Handphone, duit, dan kartu kredit digondol maling!

Hari ini aku sepertinya sedang sial betul. Bagaimana tidak, handphone 8250 yang berisikan banyak no handphone penting hilang digondol maling. Selain itu, duit kontan sebesar Rp. 120.000,- dan satu kartu kredit HSBC VISA juga ikut hilang. Sialnya lagi, saat aku hubungi customer service untuk memblokir kartu si maling sudah menggesek kartu dengan beban tagihan sebesar Rp. 910.000,-

Ampun deh. Ini baru benar-benar apes namanya. Niat untuk refreshing ke Bandung jadi rusak karena kejadian ini. Rencana jalan-jalan seharian tadi juga jadi kacau balau. Gimana lagi mau menikmati perjalanan kalau sudah begini?

Peristiwa ini sama sekali tidak terpikirkan sebelumnya. Lha, terjadinya di kamar kost teman di bilangan Sukaluyu Bandung. Tadi malam, kami cuma berempat di dalam kamar. Aku, si A, B, dan C. Nama mereka sengaja aku samarkan, bukan apa-apa. Seandainya pun salah satunya menjadi pelaku, mereka tetap saja temenku. Bagaimana pula seandainya pelakunya orang lain yang menyelusup diam-diam ke kamar itu?

Sebenarnya, sampai jam 2.00 tadi pagi kami belum tidur. Masing mengobrol santai. Setelah itu, si teman A pamit tidur ke kamarnya. Tinggallah aku, B dan C. Teman B adalah si pemilik kamar. Aku kenal betul dengan dia, malah sejak masih kanak-kanak. Teman C juga aku kenal baik. Malah, dia pernah tinggal di rumahku beberapa bulan karena satu persoalan.

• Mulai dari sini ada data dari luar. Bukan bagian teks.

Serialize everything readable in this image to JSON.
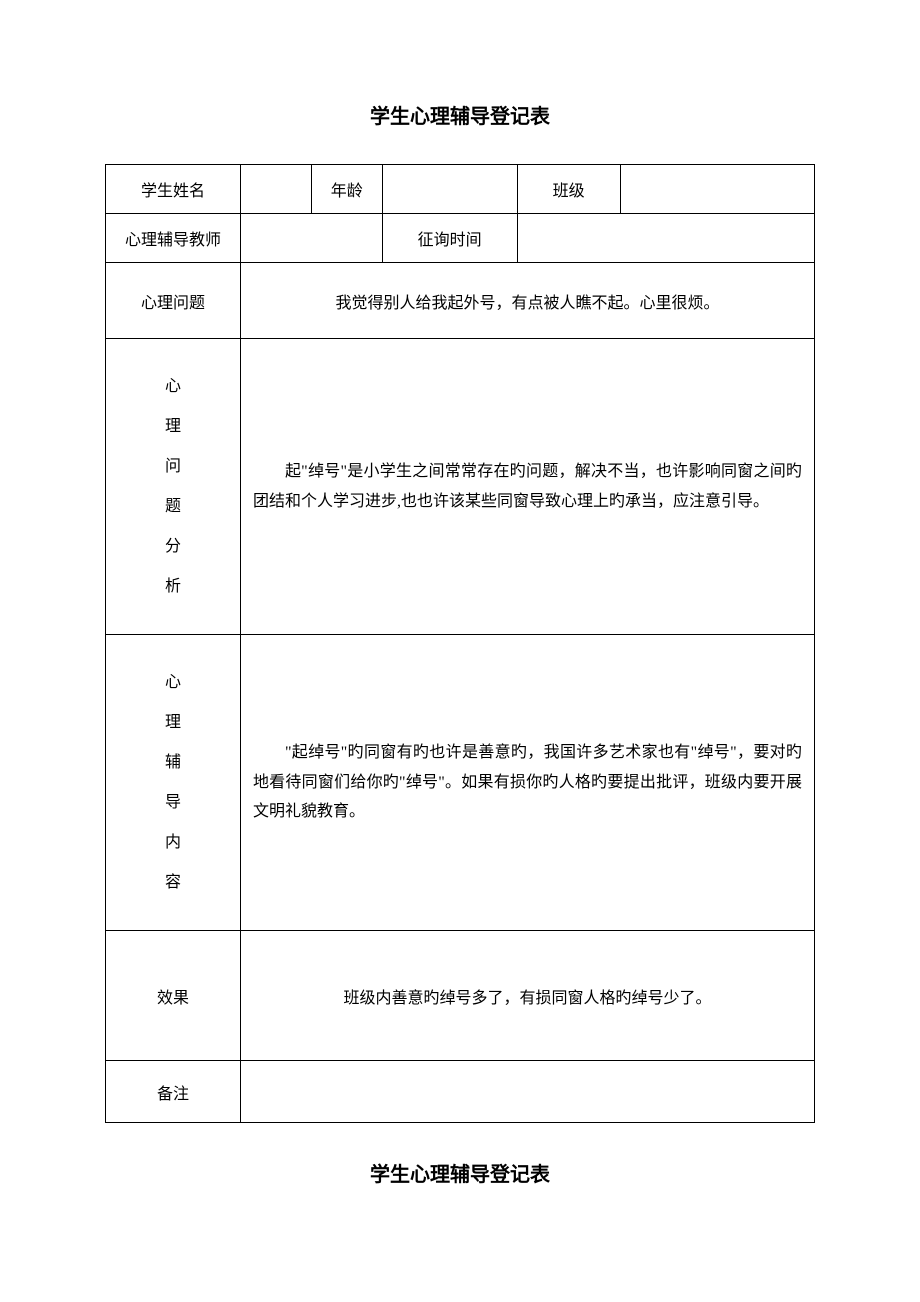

Singkat cerita, sekitar pukul 3.00 pagi akhirnya kami semua tertidur. Aku duluan tertidur di antara mereka. Jadi aku tidak mengetahui pasti bagaimana keadaan saat aku tinggal tidur. Apakah pintu dalam keadaan tertutup dan terkunci (atau tidak dikunci) ?

Handphone yang hilang aku simpan di dalam tas. Sedangkan handphone yang satunya lagi justru aku letakin begitu saja. Type nya jelas lebih bagus dari handset yang hilang. Makanya aku bingung, kenapa justru yang jeleknya yang diambil.

Pagi saat bangun tidur aku belum ngeh kalau kehilangan barang. Begitu bangun, aku malah assik meneruskan bacaan yang belum selesai tadi malam. Sekitar jam 9.00, si C pamit pulang untuk mandi dan ganti pakaian. Setelah dia pergi aku mencari handphone yang 8250. Ada sebuah nomor yang mau aku hubungi dan tersimpan di handset tersebut. Tas tempat menyimpannya aku bongkar-bongkar. Hape tetap tidak kelihatan. Aku coba telepon, malah terhubung dengan veronica.

Awalnya aku belum terpikir kalau handphone itu hilang. “Mungkin dibawa sama teman C,” pikirku begitu. Aku lalu mengirimkan sms ke dia.

Aku mulai merasa aneh saat melihat dompet di dalam saku belakang celana jeans yang tergantung di balik pintu. Posisi dompet sudah berubah. Tidak seperti aku biasanya meletakkannya. Darahku berdesir. Pasti terjadi sesuatu yang tidak beres.

Dengan tak sabaran dompet aku buka. Benar saja, satu kartu kredit sudah raib. Empat kartu lainnya masih ada. ATM BCA juga masih di tempatnya. Saat aku buka-buka, selembar uang Rp. 100.000 dan Rp. 20.000,- juga ikutan hilang.

Aku sempat bengong. Lemas.

Kok bisa-bisanya hilang padahal kami semua tidur di kamar yang sama.

Mendengar aku kehilangan, teman B ikut-ikutan panik. Soalnya cuma kami bertiga ada di kamar itu. Kok bisa-bisanya hilang?

Kami lalu mencoba mengira-ngira. Mustahil ada seseorang yang masuk ke kamar tanpa kami ketahui. Dan mustahil juga salah satu dari kami bangun tadi malam dan diam-diam mengambili barang-barang itu.

“Masa sih temen dekat tega mencuri barang temen sendiri?” kami mikir begitu.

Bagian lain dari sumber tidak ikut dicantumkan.